There is a great divide among the traditions of anarchism about the question of private property and economic organization.
Socialists vs Capitalists
In the end, both socialist anarchists and anarcho-capitalists
consider the other group as deeply misled,
and that the other group's notion of "anarchy" is not real anarchy,
but government in disguise, rejecting the name, but keeping the concept.
Thus, socialist anarchists and anarcho-capitalists
don't generally engage in any form of co-operation,
despite what might appear to be a mutual goal:
both groups want to get rid of the state,
but they have opposite opinions of what characterizes the state.
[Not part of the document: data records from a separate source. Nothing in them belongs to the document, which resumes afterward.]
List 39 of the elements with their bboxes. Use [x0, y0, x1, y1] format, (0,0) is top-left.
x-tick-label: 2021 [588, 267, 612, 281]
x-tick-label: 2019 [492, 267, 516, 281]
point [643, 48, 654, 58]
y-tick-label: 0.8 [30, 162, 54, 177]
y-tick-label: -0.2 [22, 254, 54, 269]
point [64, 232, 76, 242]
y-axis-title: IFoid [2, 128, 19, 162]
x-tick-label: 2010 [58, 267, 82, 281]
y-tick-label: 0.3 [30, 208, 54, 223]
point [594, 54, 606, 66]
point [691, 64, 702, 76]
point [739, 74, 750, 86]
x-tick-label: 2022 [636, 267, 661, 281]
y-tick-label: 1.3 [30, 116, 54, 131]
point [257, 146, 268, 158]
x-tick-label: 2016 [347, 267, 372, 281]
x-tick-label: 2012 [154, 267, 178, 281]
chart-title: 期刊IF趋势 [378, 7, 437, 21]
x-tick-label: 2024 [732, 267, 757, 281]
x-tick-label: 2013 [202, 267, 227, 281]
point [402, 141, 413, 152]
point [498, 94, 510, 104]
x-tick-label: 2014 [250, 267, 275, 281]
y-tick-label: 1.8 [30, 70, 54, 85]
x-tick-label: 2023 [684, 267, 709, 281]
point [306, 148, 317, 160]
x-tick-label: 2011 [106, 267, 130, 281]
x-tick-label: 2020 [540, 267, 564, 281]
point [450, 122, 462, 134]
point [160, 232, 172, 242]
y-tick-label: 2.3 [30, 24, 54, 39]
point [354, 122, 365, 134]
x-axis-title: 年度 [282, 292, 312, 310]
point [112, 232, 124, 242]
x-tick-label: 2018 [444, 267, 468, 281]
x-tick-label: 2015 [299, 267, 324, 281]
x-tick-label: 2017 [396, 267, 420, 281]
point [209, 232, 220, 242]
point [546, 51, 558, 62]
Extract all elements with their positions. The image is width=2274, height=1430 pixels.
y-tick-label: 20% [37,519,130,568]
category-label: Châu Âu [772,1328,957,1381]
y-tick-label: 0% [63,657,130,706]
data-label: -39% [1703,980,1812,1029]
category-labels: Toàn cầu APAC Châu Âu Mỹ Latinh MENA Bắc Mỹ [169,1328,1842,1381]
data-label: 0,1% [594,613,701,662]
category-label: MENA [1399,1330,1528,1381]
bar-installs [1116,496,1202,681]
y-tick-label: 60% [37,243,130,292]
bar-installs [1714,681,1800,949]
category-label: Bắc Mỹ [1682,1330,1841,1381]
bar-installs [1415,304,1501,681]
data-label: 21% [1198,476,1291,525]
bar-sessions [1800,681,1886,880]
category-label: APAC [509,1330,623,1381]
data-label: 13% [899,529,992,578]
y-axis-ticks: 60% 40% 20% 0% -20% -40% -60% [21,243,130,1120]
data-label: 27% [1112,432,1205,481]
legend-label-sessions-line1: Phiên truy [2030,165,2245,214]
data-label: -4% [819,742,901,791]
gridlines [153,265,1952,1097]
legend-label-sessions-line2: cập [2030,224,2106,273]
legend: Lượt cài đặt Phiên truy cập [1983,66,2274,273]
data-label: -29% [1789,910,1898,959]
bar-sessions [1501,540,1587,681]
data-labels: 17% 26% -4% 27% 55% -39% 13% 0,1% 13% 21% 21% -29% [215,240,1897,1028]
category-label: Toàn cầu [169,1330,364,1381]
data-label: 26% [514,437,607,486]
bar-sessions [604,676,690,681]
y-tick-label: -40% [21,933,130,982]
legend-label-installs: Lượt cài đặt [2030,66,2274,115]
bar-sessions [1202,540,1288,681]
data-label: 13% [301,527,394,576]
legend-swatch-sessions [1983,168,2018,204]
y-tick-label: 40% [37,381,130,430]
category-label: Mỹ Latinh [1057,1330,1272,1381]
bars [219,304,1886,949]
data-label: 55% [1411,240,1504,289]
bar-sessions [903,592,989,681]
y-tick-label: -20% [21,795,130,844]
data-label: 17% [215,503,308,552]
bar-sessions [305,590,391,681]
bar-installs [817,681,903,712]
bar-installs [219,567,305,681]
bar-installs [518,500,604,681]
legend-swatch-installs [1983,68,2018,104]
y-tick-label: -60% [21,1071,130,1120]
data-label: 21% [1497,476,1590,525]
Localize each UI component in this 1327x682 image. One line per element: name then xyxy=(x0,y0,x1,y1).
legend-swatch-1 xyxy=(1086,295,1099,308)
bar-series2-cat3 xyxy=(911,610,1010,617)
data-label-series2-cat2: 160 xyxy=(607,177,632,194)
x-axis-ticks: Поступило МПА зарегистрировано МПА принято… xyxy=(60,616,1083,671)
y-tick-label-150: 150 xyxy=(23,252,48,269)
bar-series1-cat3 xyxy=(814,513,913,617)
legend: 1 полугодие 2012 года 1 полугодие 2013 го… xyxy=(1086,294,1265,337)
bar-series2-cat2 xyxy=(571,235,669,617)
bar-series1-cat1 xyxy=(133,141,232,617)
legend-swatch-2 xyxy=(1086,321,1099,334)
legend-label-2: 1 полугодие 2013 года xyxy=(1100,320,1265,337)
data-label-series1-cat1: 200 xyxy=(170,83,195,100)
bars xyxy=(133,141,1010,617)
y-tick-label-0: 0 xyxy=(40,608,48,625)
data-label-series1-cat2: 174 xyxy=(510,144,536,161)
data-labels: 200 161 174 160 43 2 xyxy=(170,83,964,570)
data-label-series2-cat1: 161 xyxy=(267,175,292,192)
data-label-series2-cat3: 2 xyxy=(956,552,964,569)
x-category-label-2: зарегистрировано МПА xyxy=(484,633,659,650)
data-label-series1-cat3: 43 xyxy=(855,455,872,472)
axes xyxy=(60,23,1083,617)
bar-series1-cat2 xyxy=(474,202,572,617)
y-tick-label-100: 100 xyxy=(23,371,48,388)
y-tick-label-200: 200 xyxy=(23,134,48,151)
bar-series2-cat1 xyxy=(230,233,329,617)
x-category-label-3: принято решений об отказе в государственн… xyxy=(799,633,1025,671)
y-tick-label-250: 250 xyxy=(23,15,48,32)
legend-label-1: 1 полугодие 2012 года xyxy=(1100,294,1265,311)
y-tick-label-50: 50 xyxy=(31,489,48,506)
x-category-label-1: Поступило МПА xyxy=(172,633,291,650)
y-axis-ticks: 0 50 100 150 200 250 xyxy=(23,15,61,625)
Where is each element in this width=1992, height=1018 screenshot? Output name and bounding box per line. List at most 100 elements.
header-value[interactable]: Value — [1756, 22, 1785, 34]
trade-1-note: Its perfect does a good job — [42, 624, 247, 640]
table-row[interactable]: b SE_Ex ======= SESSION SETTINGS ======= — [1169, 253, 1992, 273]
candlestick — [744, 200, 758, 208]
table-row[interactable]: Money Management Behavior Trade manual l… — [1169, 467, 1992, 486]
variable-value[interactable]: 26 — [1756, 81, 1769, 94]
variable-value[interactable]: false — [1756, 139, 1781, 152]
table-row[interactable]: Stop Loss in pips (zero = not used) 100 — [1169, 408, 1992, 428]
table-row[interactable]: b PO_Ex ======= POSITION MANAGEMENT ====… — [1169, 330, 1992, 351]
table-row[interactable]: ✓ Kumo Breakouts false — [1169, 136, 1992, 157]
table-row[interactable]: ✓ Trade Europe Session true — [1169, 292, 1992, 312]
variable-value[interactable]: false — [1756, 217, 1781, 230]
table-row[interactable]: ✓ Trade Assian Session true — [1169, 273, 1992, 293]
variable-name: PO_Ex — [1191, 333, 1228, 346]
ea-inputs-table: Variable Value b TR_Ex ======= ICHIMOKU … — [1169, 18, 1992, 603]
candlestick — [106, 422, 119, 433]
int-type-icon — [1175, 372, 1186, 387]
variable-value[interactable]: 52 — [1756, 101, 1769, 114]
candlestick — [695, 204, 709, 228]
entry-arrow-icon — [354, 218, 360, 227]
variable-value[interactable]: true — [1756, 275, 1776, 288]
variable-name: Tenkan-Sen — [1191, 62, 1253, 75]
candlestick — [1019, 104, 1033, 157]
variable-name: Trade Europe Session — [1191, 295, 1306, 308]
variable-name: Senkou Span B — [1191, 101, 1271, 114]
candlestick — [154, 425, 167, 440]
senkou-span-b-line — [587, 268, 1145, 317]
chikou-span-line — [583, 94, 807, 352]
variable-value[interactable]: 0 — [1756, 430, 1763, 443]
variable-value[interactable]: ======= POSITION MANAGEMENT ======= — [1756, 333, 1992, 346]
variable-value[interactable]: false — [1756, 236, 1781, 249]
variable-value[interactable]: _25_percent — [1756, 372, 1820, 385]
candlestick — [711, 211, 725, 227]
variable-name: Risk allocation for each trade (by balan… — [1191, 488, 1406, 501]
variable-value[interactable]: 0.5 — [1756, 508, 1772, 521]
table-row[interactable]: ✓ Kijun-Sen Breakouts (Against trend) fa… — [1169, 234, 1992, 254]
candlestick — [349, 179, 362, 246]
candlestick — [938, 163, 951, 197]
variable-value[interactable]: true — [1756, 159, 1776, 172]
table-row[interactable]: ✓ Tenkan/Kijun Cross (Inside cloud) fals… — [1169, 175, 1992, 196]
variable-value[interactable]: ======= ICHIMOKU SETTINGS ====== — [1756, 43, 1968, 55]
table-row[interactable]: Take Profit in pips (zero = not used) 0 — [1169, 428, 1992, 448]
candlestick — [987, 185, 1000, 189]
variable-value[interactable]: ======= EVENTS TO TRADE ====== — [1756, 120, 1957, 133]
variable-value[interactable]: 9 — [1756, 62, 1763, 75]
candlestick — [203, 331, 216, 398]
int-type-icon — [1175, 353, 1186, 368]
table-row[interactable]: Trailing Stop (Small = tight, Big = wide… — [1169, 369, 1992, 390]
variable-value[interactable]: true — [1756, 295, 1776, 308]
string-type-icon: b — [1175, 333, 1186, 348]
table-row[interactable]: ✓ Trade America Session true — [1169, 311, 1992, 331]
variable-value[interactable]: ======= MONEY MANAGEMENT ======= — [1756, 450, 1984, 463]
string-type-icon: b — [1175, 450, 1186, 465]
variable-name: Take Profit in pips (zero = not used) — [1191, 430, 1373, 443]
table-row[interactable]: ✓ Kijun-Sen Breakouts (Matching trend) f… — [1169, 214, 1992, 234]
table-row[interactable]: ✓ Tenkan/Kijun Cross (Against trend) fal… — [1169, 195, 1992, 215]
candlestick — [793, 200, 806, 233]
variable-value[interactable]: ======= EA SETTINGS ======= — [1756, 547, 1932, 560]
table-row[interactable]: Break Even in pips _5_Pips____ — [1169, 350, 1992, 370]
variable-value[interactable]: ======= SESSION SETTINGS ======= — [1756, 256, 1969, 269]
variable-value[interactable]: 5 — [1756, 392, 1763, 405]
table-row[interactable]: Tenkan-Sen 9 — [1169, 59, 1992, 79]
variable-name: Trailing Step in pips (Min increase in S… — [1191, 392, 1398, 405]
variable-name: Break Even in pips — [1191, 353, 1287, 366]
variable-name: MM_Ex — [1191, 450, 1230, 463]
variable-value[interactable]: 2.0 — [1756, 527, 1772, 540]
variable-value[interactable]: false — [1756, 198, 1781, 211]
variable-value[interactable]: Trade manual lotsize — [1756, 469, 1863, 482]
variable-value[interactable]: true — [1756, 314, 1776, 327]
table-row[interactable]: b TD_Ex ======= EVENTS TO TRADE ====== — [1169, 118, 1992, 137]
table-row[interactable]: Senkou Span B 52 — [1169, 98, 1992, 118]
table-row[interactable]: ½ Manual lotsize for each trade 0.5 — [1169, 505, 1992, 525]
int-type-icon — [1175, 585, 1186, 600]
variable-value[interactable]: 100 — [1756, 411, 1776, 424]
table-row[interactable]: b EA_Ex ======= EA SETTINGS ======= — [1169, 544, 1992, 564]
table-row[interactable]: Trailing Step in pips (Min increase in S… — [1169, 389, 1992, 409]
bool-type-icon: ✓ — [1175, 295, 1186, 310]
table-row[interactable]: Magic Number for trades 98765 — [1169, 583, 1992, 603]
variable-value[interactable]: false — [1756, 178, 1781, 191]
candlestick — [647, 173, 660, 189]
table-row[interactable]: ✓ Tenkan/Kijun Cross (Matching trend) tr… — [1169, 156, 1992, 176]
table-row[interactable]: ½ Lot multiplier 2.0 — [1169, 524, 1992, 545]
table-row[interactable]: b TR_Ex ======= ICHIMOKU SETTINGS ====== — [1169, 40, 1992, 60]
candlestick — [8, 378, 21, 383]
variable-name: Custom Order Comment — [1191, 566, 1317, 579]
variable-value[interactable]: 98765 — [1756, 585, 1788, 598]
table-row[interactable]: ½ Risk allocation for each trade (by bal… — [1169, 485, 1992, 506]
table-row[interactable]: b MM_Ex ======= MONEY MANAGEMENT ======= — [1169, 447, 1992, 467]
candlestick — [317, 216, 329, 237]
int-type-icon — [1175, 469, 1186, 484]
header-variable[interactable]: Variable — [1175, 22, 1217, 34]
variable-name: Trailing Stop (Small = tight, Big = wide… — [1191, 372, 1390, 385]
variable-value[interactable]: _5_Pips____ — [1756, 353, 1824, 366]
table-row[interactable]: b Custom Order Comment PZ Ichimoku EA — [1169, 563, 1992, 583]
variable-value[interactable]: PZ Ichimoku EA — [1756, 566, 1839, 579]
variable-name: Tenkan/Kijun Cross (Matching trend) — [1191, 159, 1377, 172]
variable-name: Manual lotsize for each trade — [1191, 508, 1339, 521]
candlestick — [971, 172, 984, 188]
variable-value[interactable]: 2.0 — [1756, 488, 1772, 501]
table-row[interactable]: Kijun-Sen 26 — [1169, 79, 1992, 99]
On the other hand anarchists of each kind
share a lot of literature and cooperate with the non-anarchists
in their respective socialist and
classical liberal traditions.
See also:
- anarcho-capitalist critique of left-anarchism
- libertarian socialist critique of anarcho-capitalism
Other anarchist traditions with respect to private property
Anarchists of other traditions vary in their appreciation of the respective socialist and classical liberal arguments above.
Some of them will consistently side with some of the above arguments, thus adopting the socialist or classical liberal tradition, though without forcibly doing it formally.
Some will mildly side with some of the arguments above, though without considering them a defining stance for their flavor of anarchism, and will consider the question as secondary.
Some do not care about this debate, and consider it a waste of time; they think that by getting rid of government, such problems find a natural solution.